According to Homer's Odyssey, "There is a place that stands in the purple waters of grapes, her name is Crete, and there are 90 towns." The largest of the cities is Knossos, and a Minoan king ruled over that place from the age of 9."

Schliemann was convinced that Crete was the legendary minoan kingdom. Shortly after his discovery of the Mycenaean civilization, Greek archaeologists discovered part of the storage of pottery vases in Crete in 1878 and began to call it the Minoan Palace. Schliemann then made several expeditions to Crete, but did not gain anything new until his death in 1890.
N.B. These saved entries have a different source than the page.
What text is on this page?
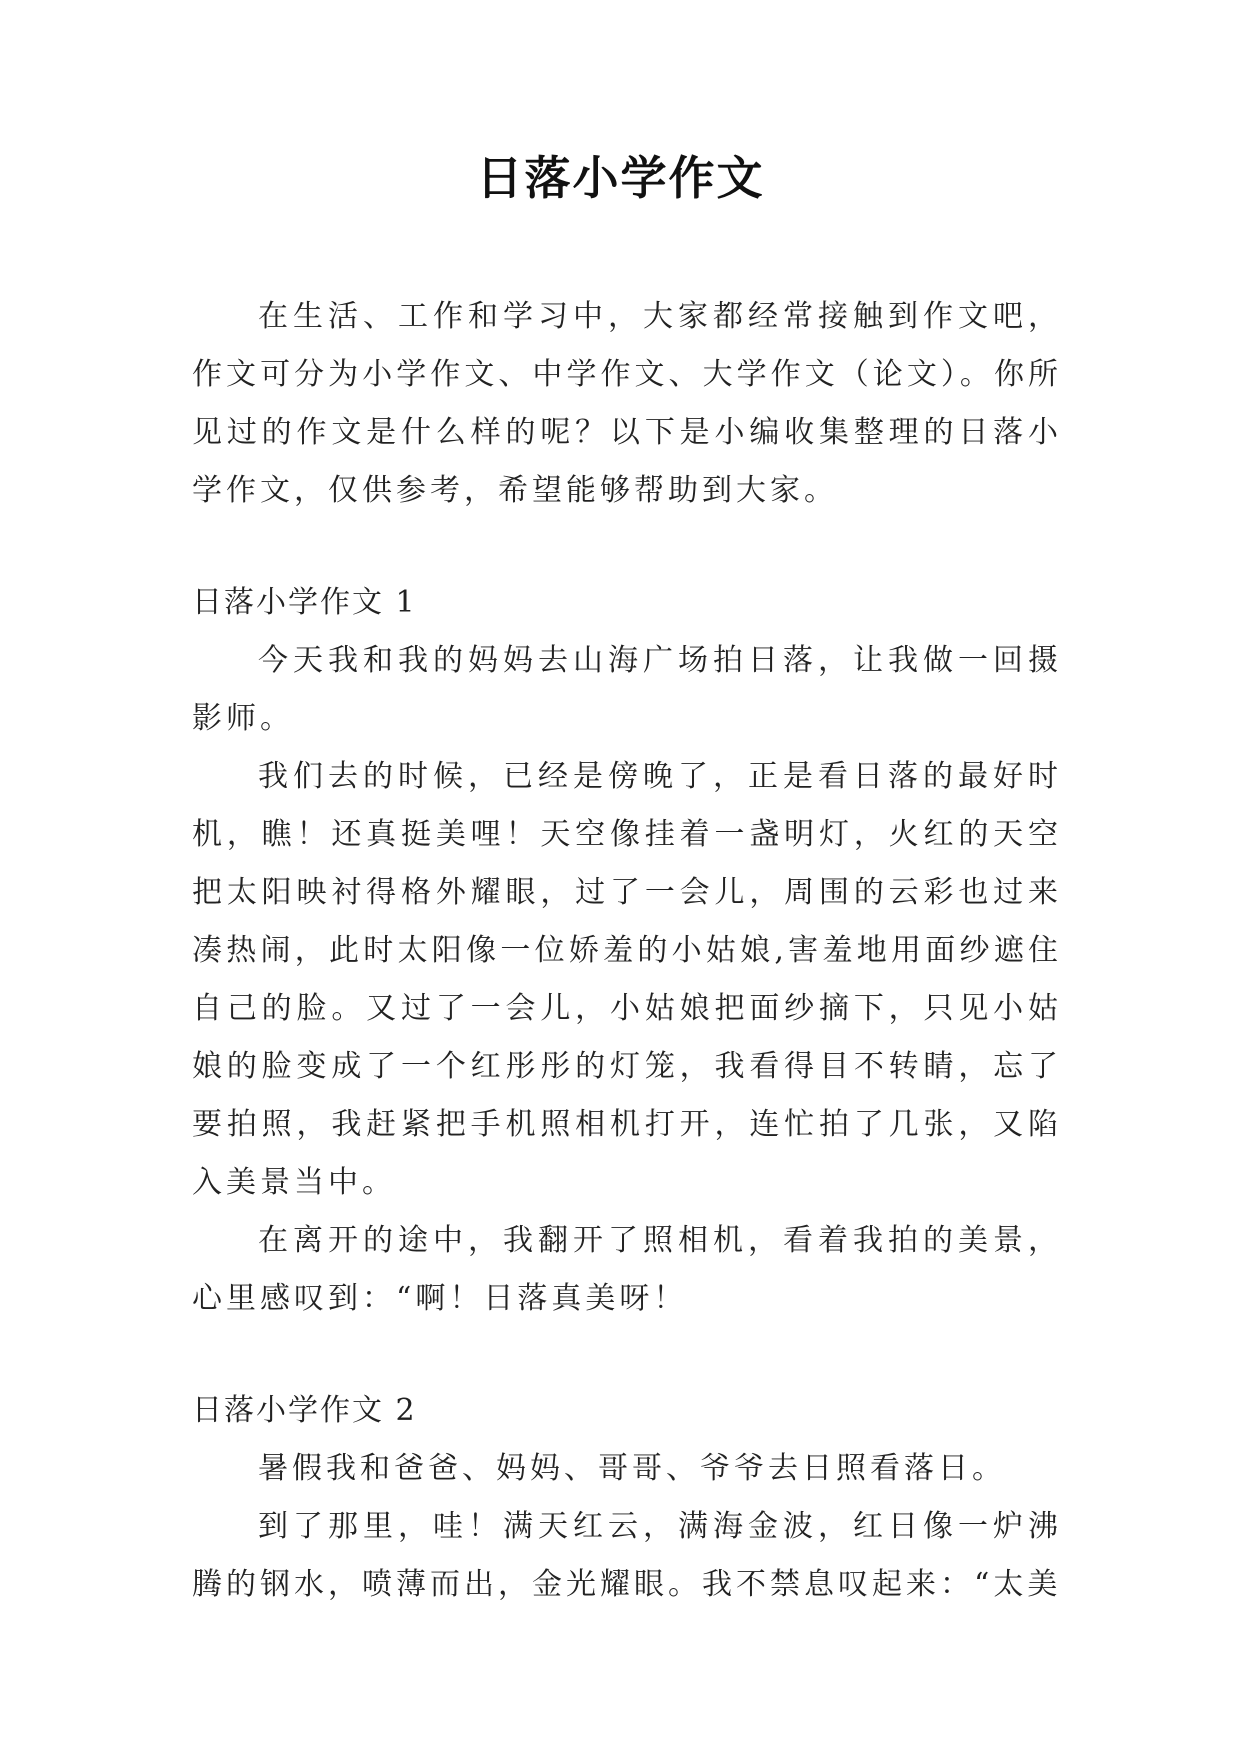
日落小学作文

在生活、工作和学习中，大家都经常接触到作文吧，作文可分为小学作文、中学作文、大学作文（论文）。你所见过的作文是什么样的呢？以下是小编收集整理的日落小学作文，仅供参考，希望能够帮助到大家。

日落小学作文 1

今天我和我的妈妈去山海广场拍日落，让我做一回摄影师。

我们去的时候，已经是傍晚了，正是看日落的最好时机，瞧！还真挺美哩！天空像挂着一盏明灯，火红的天空把太阳映衬得格外耀眼，过了一会儿，周围的云彩也过来凑热闹，此时太阳像一位娇羞的小姑娘,害羞地用面纱遮住自己的脸。又过了一会儿，小姑娘把面纱摘下，只见小姑娘的脸变成了一个红彤彤的灯笼，我看得目不转睛，忘了要拍照，我赶紧把手机照相机打开，连忙拍了几张，又陷入美景当中。

在离开的途中，我翻开了照相机，看着我拍的美景，心里感叹到：“啊！日落真美呀！

日落小学作文 2

暑假我和爸爸、妈妈、哥哥、爷爷去日照看落日。

到了那里，哇！满天红云，满海金波，红日像一炉沸腾的钢水，喷薄而出，金光耀眼。我不禁息叹起来：“太美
Ten years later, the British archaeologist Arthur John Evans (1851-1941) came to Crete in 1900, and after five years of archaeological work, he and his assistants successfully excavated the ruins of the Milos dynasty's royal palace, the Palace of Knossos, thus revealing the existence of the Minoan civilization.

From the above archaeological results, it is proved that the "Iliad" and "Odyssey" of Homer's Epic are not only myths and epics, but also a history of faith, which pushes the history of Greek civilization and European civilization forward by 1500 to 2000 years.

In our minds, the impression of Greek civilization composed of familiar ancient Greek philosophical ideas, architectural complexes, outstanding human sculptures, rich theatrical and aesthetic ideas, etc., should refer specifically to Greece from 800 BC to 146 BC, and before that she had already had such a long civilization that disappeared into the years.